A winter storm dumped massive amounts of precipitation across southern California this weekend, including more than 6.5 feet of snow to Mountain High and more than 5 inches of rain to Cucamonga Canyon, CNN reported.
The hefty snowfall totals included 5 feet to Snow Valley, 57 inches to Bear Mountain Snow Summit, 50 to 55 inches to Wrightwood Acorn Canyon, 45 inches to Green Valley Lake, 38 inches to Mount Baldy, and 36 inches to Lake Arrowhead, according to the National Weather Service in San Diego.

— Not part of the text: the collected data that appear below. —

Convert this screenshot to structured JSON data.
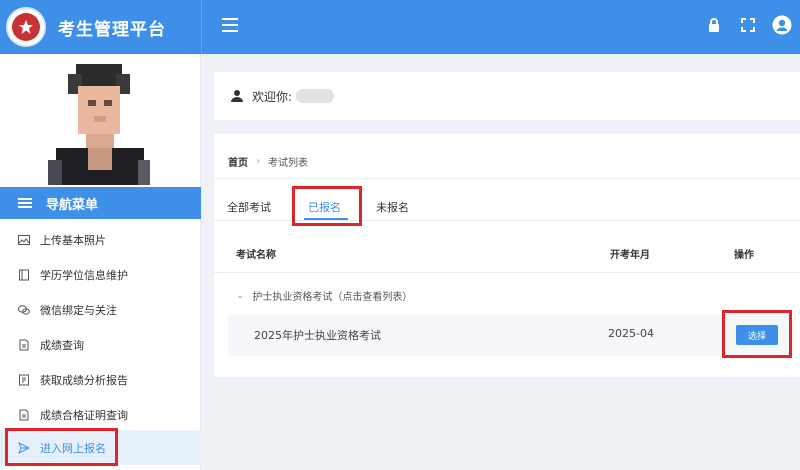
{
  "header": {
    "app_title": "考生管理平台",
    "logo_icon": "school-seal-logo",
    "icons": [
      "menu-icon",
      "lock-icon",
      "fullscreen-icon",
      "user-icon"
    ]
  },
  "sidebar": {
    "nav_title": "导航菜单",
    "items": [
      {
        "label": "上传基本照片",
        "icon": "image-icon"
      },
      {
        "label": "学历学位信息维护",
        "icon": "book-icon"
      },
      {
        "label": "微信绑定与关注",
        "icon": "wechat-icon"
      },
      {
        "label": "成绩查询",
        "icon": "document-icon"
      },
      {
        "label": "获取成绩分析报告",
        "icon": "report-icon"
      },
      {
        "label": "成绩合格证明查询",
        "icon": "document-icon"
      },
      {
        "label": "进入网上报名",
        "icon": "send-icon",
        "active": true
      }
    ]
  },
  "welcome": {
    "text": "欢迎你:"
  },
  "breadcrumb": {
    "home": "首页",
    "current": "考试列表"
  },
  "tabs": [
    {
      "label": "全部考试"
    },
    {
      "label": "已报名",
      "active": true
    },
    {
      "label": "未报名"
    }
  ],
  "table": {
    "columns": [
      "考试名称",
      "开考年月",
      "操作"
    ],
    "group_label": "护士执业资格考试（点击查看列表）",
    "rows": [
      {
        "name": "2025年护士执业资格考试",
        "date": "2025-04",
        "action": "选择"
      }
    ]
  },
  "colors": {
    "accent": "#3d8fe8",
    "highlight_box": "#e0252a"
  }
}
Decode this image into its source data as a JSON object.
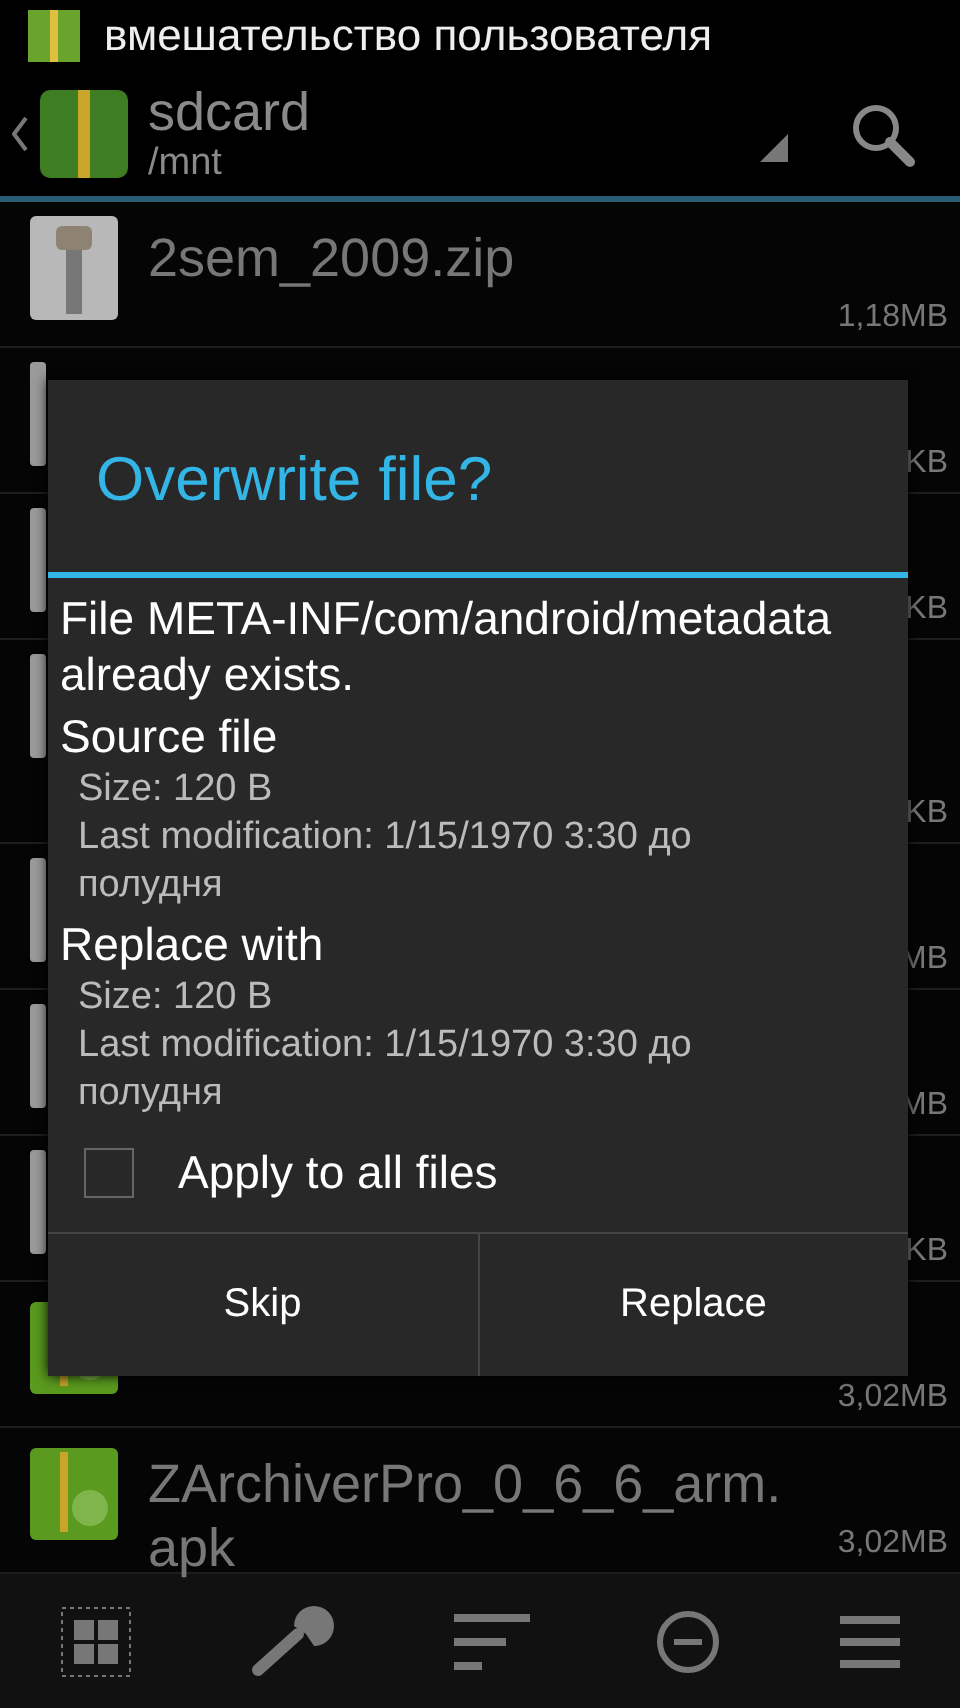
{
  "status_bar": {
    "title": "вмешательство пользователя"
  },
  "action_bar": {
    "title": "sdcard",
    "path": "/mnt"
  },
  "files": [
    {
      "kind": "zip",
      "name": "2sem_2009.zip",
      "size": "1,18MB"
    },
    {
      "kind": "file",
      "size": "KB"
    },
    {
      "kind": "file",
      "size": "KB"
    },
    {
      "kind": "file",
      "tall": true,
      "size": "KB"
    },
    {
      "kind": "file",
      "size": "MB"
    },
    {
      "kind": "file",
      "size": "MB"
    },
    {
      "kind": "file",
      "size": "KB"
    },
    {
      "kind": "apk",
      "size": "3,02MB"
    },
    {
      "kind": "apk",
      "name": "ZArchiverPro_0_6_6_arm.apk",
      "size": "3,02MB"
    }
  ],
  "dialog": {
    "title": "Overwrite file?",
    "message": "File META-INF/com/android/metadata already exists.",
    "sections": [
      {
        "heading": "Source file",
        "size": "Size: 120 B",
        "modified": "Last modification: 1/15/1970 3:30 до полудня"
      },
      {
        "heading": "Replace with",
        "size": "Size: 120 B",
        "modified": "Last modification: 1/15/1970 3:30 до полудня"
      }
    ],
    "apply_all": {
      "label": "Apply to all files",
      "checked": false
    },
    "buttons": [
      "Skip",
      "Replace"
    ]
  }
}
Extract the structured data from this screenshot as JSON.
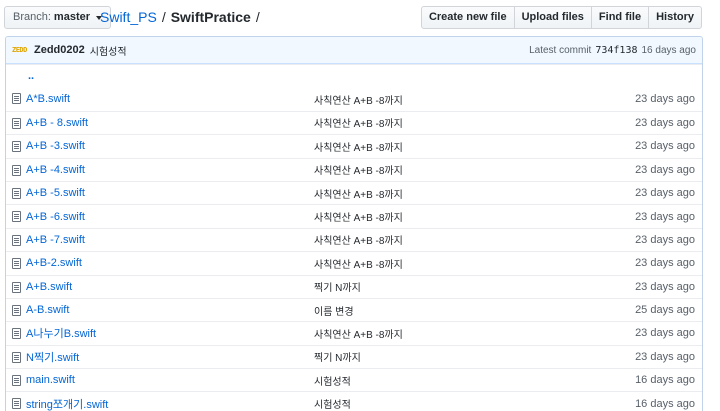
{
  "branch": {
    "label": "Branch:",
    "value": "master"
  },
  "breadcrumb": {
    "repo": "Swift_PS",
    "sep1": "/",
    "folder": "SwiftPratice",
    "sep2": "/"
  },
  "actions": {
    "create": "Create new file",
    "upload": "Upload files",
    "find": "Find file",
    "history": "History"
  },
  "commit": {
    "avatar_text": "ZEDD",
    "author": "Zedd0202",
    "message": "시험성적",
    "latest_label": "Latest commit",
    "sha": "734f138",
    "age": "16 days ago"
  },
  "parent_dir": "..",
  "files": [
    {
      "name": "A*B.swift",
      "message": "사칙연산 A+B -8까지",
      "age": "23 days ago"
    },
    {
      "name": "A+B - 8.swift",
      "message": "사칙연산 A+B -8까지",
      "age": "23 days ago"
    },
    {
      "name": "A+B -3.swift",
      "message": "사칙연산 A+B -8까지",
      "age": "23 days ago"
    },
    {
      "name": "A+B -4.swift",
      "message": "사칙연산 A+B -8까지",
      "age": "23 days ago"
    },
    {
      "name": "A+B -5.swift",
      "message": "사칙연산 A+B -8까지",
      "age": "23 days ago"
    },
    {
      "name": "A+B -6.swift",
      "message": "사칙연산 A+B -8까지",
      "age": "23 days ago"
    },
    {
      "name": "A+B -7.swift",
      "message": "사칙연산 A+B -8까지",
      "age": "23 days ago"
    },
    {
      "name": "A+B-2.swift",
      "message": "사칙연산 A+B -8까지",
      "age": "23 days ago"
    },
    {
      "name": "A+B.swift",
      "message": "찍기 N까지",
      "age": "23 days ago"
    },
    {
      "name": "A-B.swift",
      "message": "이름 변경",
      "age": "25 days ago"
    },
    {
      "name": "A나누기B.swift",
      "message": "사칙연산 A+B -8까지",
      "age": "23 days ago"
    },
    {
      "name": "N찍기.swift",
      "message": "찍기 N까지",
      "age": "23 days ago"
    },
    {
      "name": "main.swift",
      "message": "시험성적",
      "age": "16 days ago"
    },
    {
      "name": "string쪼개기.swift",
      "message": "시험성적",
      "age": "16 days ago"
    }
  ]
}
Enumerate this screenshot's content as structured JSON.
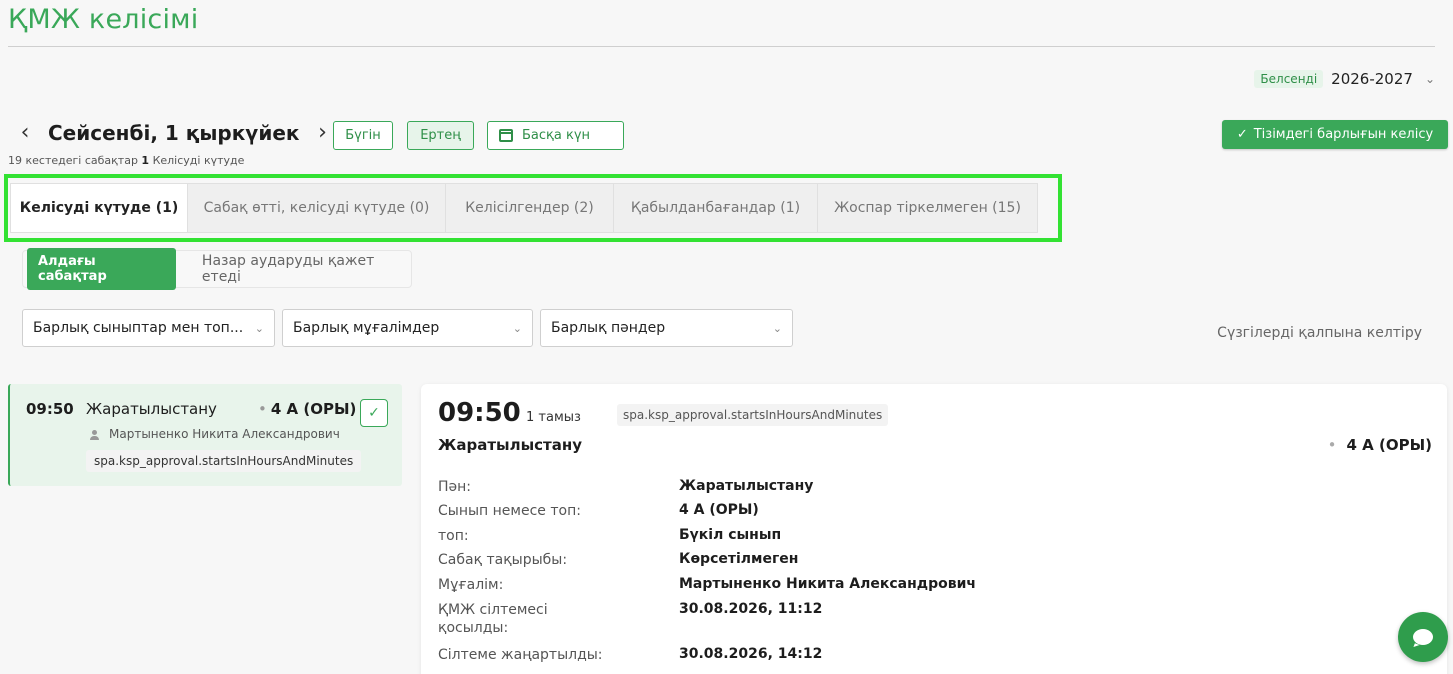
{
  "page": {
    "title": "ҚМЖ келісімі"
  },
  "year_selector": {
    "badge": "Белсенді",
    "value": "2026-2027"
  },
  "date_nav": {
    "title": "Сейсенбі, 1 қыркүйек",
    "today": "Бүгін",
    "tomorrow": "Ертең",
    "other_day": "Басқа күн",
    "summary_prefix": "19 кестедегі сабақтар ",
    "summary_count": "1",
    "summary_suffix": " Келісуді күтуде"
  },
  "approve_all": {
    "label": "Тізімдегі барлығын келісу"
  },
  "tabs": [
    {
      "label": "Келісуді күтуде (1)",
      "active": true
    },
    {
      "label": "Сабақ өтті, келісуді күтуде (0)",
      "active": false
    },
    {
      "label": "Келісілгендер (2)",
      "active": false
    },
    {
      "label": "Қабылданбағандар (1)",
      "active": false
    },
    {
      "label": "Жоспар тіркелмеген (15)",
      "active": false
    }
  ],
  "subtabs": {
    "active": "Алдағы сабақтар",
    "other": "Назар аударуды қажет етеді"
  },
  "filters": {
    "classes": "Барлық сыныптар мен топ...",
    "teachers": "Барлық мұғалімдер",
    "subjects": "Барлық пәндер",
    "reset": "Сүзгілерді қалпына келтіру"
  },
  "lesson": {
    "time": "09:50",
    "subject": "Жаратылыстану",
    "class": "4 А (ОРЫ)",
    "teacher": "Мартыненко Никита Александрович",
    "starts_in": "spa.ksp_approval.startsInHoursAndMinutes"
  },
  "detail": {
    "time": "09:50",
    "date": "1 тамыз",
    "starts_in": "spa.ksp_approval.startsInHoursAndMinutes",
    "subject": "Жаратылыстану",
    "class": "4 А (ОРЫ)",
    "rows": [
      {
        "label": "Пән:",
        "value": "Жаратылыстану"
      },
      {
        "label": "Сынып немесе топ:",
        "value": "4 А (ОРЫ)"
      },
      {
        "label": "топ:",
        "value": "Бүкіл сынып"
      },
      {
        "label": "Сабақ тақырыбы:",
        "value": "Көрсетілмеген"
      },
      {
        "label": "Мұғалім:",
        "value": "Мартыненко Никита Александрович"
      },
      {
        "label": "ҚМЖ сілтемесі қосылды:",
        "value": "30.08.2026, 11:12"
      },
      {
        "label": "Сілтеме жаңартылды:",
        "value": "30.08.2026, 14:12"
      }
    ]
  },
  "icons": {
    "prev": "chevron-left-icon",
    "next": "chevron-right-icon",
    "calendar": "calendar-icon",
    "check": "check-icon",
    "person": "person-icon",
    "chat": "chat-icon"
  },
  "colors": {
    "accent": "#3aa859",
    "highlight_outline": "#33e233"
  }
}
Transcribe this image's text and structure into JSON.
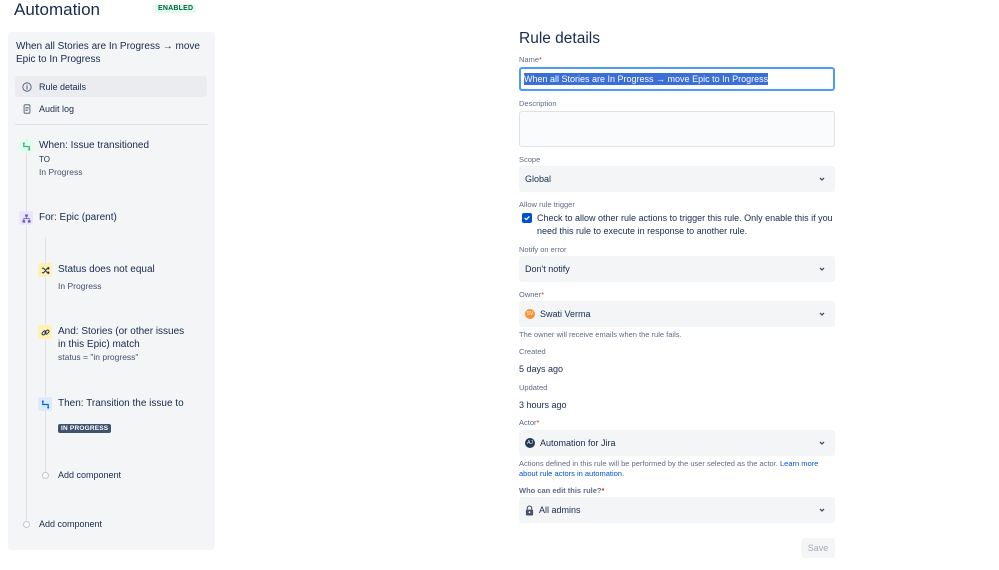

In addition, heavy rainfall brought several inches of rain to the area, including more than 4 inches in Holy Jim Canyon, Lower Silverado Canyon and Henshaw Dam; more than three inches in La Jolla Amago, Costa Mesa, Mount Woodson and Carlsbad Airport; and more than two inches to John Wayne Airport, Escondido, San Bernardino and Temecula, according to the service's 5-day rainfall reports.
The precipitation came as a rare blizzard warning was in effect for parts of southern California and the Los Angeles region, spawning unfamiliar wintry conditions at higher elevations.
The same storm system is moving east and is expected to produce a significant damaging wind event across the central US on Sunday. More than 20 million people are under the threat of severe storms Sunday from western Texas to Illinois, including Oklahoma City, Tulsa, Kansas City, Fort Worth, and St. Louis.
Meanwhile, a new winter storm is set to bring more rain and snow to the western US, starting with the Pacific Northwest on Sunday.
More than a foot of snow is possible with the system across the Sierras and Cascades. A second system will be right on the first's heels, pushing inland across the Pacific Northwest Sunday night bringing even more snow.
An additional 1 to 2 feet of snow is possible across the Cascades, Sierras, and Rockies through Tuesday. Isolated areas of the Sierras could see up to 3 feet.
The snowstorms will create dangerous or impossible travel conditions across the western mountain ranges through the beginning of this week.